Surgery. Fraxel. Botox. The horror of thick-gel fillers forced down a wide needle.
When Kerri-Anne Kennerley visited Mamamia recently, she didn’t flinch about discussing what plenty of women hate talking about – our faces and what we choose to do to them as we age.
Kerri-Anne told Mia Freedman – and a room full of watching women – that she decided to step-in when she felt like her outsides no longer matched her insides.
“I would wake up every morning with really heavy eyelids… They were getting droopier and droopier. I would look in the mirror and I would look tired without feeling tired. So I had that cut out.
“I’ve had Botox, I don’t like the fillers… It’s like a gel thing and it hurts like hell, so that doesn’t work for me,” she went on.
Listen to Kerri-Anne’s conversation with Mia below. (Post continues after audio…)

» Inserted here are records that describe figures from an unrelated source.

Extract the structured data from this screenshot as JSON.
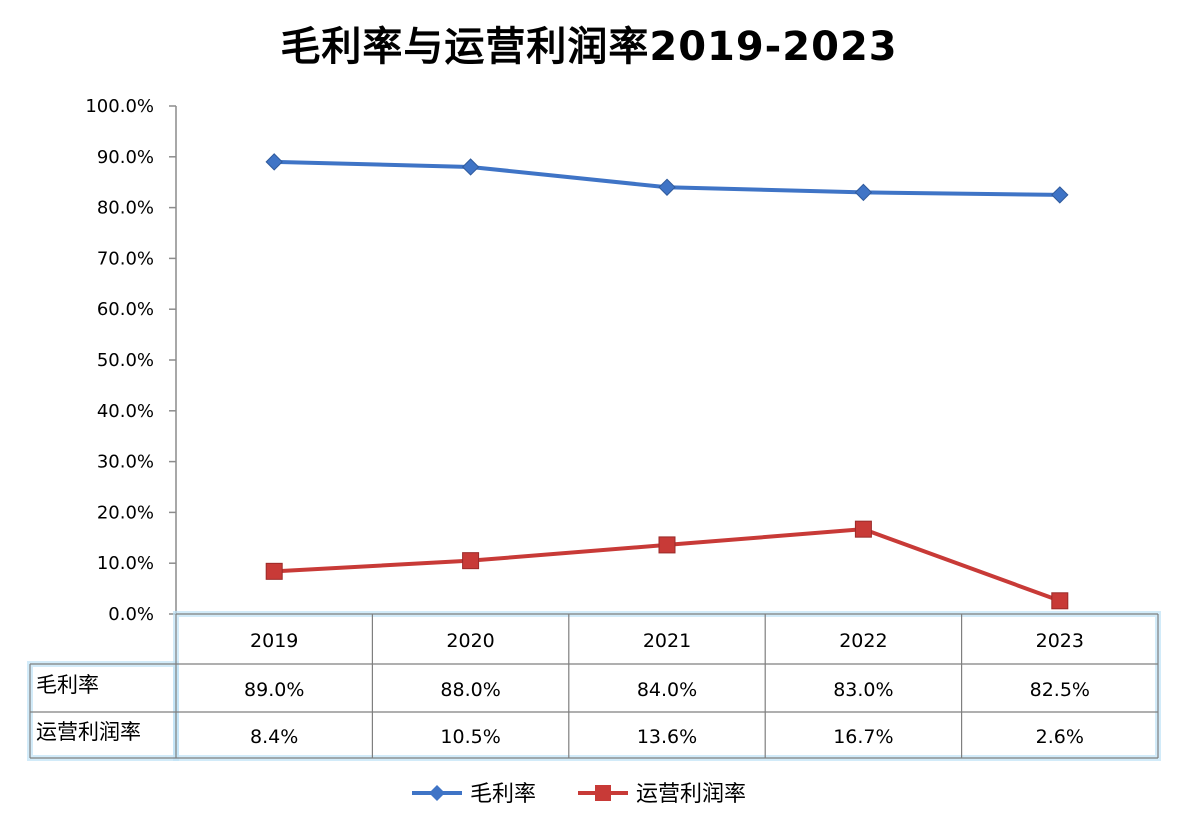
{
  "chart_data": {
    "type": "line",
    "title": "毛利率与运营利润率2019-2023",
    "categories": [
      "2019",
      "2020",
      "2021",
      "2022",
      "2023"
    ],
    "ylim": [
      0,
      100
    ],
    "y_ticks": [
      "100.0%",
      "90.0%",
      "80.0%",
      "70.0%",
      "60.0%",
      "50.0%",
      "40.0%",
      "30.0%",
      "20.0%",
      "10.0%",
      "0.0%"
    ],
    "series": [
      {
        "name": "毛利率",
        "values": [
          89.0,
          88.0,
          84.0,
          83.0,
          82.5
        ],
        "labels": [
          "89.0%",
          "88.0%",
          "84.0%",
          "83.0%",
          "82.5%"
        ],
        "color": "#3f74c6",
        "marker": "diamond"
      },
      {
        "name": "运营利润率",
        "values": [
          8.4,
          10.5,
          13.6,
          16.7,
          2.6
        ],
        "labels": [
          "8.4%",
          "10.5%",
          "13.6%",
          "16.7%",
          "2.6%"
        ],
        "color": "#c83a37",
        "marker": "square"
      }
    ],
    "grid": false,
    "legend": "bottom",
    "data_table": true
  }
}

There’s nothing revolutionary about any of the things the inimitable, 64-year-old KAK is discussing here. Australian women are sick of being ‘in the closet’ when it comes to both the pressure to ‘stay young’, and the things they’ll do to do so.
But for Gen X feminists like me, leaning in to KAK’s frank discussion of what’s worth splashing your cash on and what’s not, the decision of whether or not to mess with nature is still a confusing, confronting one.
My car radio is always telling me to get something fixed on my face.
On commercial radio, in between Ed Sheeran and Demi Lovato I’m being urged, ‘Embrace your face. Make the most of ageing. Dermal fillers. Only $79.99 a ml.’